La jeune femme lui fit un sourire et se dirigea vers la maison, les quatre hommes derrière elle. En entrant dans la maison, Cameron éclata de rire devant le bordel qui envahissait le salon et se dirigea directement vers la cuisine. Une fois arrivé, elle ouvrit en grand le garde-manger et le réfrigirateur et observa d'un œil critique ce qui s'offrait à elle. Blake vint subtiliser quatre bière et lui glissa à l'oreille qu'ils seraient au salon si elle avait besoin d'aide. Le jeune homme n'eut qu'un bref hochement de la tête comme réponse et il retourna vers le salon en souriant. Cameron adorait manger et cuisiner, mais elle n'avait que très peu d'occasions de faire la seconde option, alors Blake savait qu'ils auraient droits à un festin de roi. Du moins, autant que le permettait le garde-manger de Bobby. Alors que son frère faisait un topo de leur vies ces dernières années et de leur rencontre avec les frères Winchester et le fantôme de feu John Winchester, Cameron referma avec agassement le réfrigirateur et le garde-manger, ne trouvant rien de satisfaisant. Les quatre hommes la virent sortir de la salle à manger, et ensuite de la maison, sans un mot. Ils entendirent le moteur de la Camaro ronronner et s'éloigner.

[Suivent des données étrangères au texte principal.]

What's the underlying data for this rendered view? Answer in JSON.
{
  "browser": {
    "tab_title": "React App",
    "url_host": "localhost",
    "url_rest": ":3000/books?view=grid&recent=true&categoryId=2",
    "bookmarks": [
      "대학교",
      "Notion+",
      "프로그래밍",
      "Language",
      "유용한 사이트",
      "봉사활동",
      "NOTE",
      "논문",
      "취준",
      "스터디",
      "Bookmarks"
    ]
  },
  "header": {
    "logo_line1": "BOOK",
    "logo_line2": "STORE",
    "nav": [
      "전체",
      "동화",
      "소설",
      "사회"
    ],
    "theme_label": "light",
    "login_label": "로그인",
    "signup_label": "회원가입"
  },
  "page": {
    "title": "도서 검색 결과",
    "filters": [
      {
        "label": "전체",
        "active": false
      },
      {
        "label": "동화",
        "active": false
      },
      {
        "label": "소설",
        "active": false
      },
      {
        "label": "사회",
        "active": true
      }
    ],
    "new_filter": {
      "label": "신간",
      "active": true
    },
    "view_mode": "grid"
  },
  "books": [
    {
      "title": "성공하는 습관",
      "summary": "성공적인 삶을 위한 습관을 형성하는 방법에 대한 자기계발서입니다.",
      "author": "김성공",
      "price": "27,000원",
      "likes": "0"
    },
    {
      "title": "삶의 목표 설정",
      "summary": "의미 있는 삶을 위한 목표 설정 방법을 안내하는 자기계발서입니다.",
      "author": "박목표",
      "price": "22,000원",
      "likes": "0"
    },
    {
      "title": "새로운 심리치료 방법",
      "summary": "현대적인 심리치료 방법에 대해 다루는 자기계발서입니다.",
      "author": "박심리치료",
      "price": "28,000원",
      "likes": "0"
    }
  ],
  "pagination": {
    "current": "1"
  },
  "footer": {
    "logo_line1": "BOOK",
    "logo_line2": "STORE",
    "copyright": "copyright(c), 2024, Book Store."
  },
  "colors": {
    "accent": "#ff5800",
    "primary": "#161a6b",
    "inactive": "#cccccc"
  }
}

Cameron revint quarante-cinq minutes plus tard, les bras chargés de deux grands sacs de provisions et d'une caisse de vingt-quatre Budweiser qu'elle laissa aux garçons dans le salon. Elle regagna finalement la cuisine sans rien dire et s'y enferma. Après vingt minutes, Dean allèché par l'odeur tenta d'aller voir ce qu'elle préparait, malgré les protestations de Blake et Bobby. N'écoutant que son ventre et ne craignant pas la jeune femme, il ouvrit la porte de la cuisine. À peine avait-il mis un pied dans la cuisine qu'il se prit un magistral coup de pied circulaire dans le ventre, ce retrouvant ainsi projeter au sol en plein centre du salon. Blake et Sam étaient pliés en deux de rire, alors que Bobby lui sortait un « On t'avait prévenu, mec!» suivit d'un grand sourire. Blake expliqua, entre deux éclats de rire, que Cameron détestait être dérangé quand elle cuisinait et que la personne qui le tentait le faisait à ses risques et périls. Dans une cuisine, la jeune femme faisait preuve du même instinct presque animal que lors d'une chasse et la déranger était toujours dangereux. Dean se releva en se massant le bas du dos et prit une autre bière en bougonnant. Les quatre hommes reprirent leur conversation et attendirent encore un bon quarante-cinq minutes avant que les portes de la salle à manger s'ouvre sur une Cameron souriante. Elle fit un petit sourire désolé à Dean lorsque se dernier entra et lui promis, pour sa peine, d'avoir la plus grosse part du dessert, ce qui suffit à faire sourire le jeune homme. Une fois tous à table, Cameron leur servis chacun un bon gros steak avec une sauce aux poivres, des pommes de terres en purée et des légumes gratinés accompagnés de pain baguette et d'un bon vin. Après une bouchée, Dean déclara que Cameron était sa nouvelle idole et les trois autres lui firent une salve de compliment. Heureuse, Cameron se mit elle aussi à manger. Les steaks furent avalés au rythme des discussions et, une fois au dessert, Cameron posa devant Dean une immense pointe d'un gâteau forêt noire ayant l'air particulièrement bon. Sam leva les yeux au ciel devant l'air extatique de son frère et entâma joyeusement sa propre pointe.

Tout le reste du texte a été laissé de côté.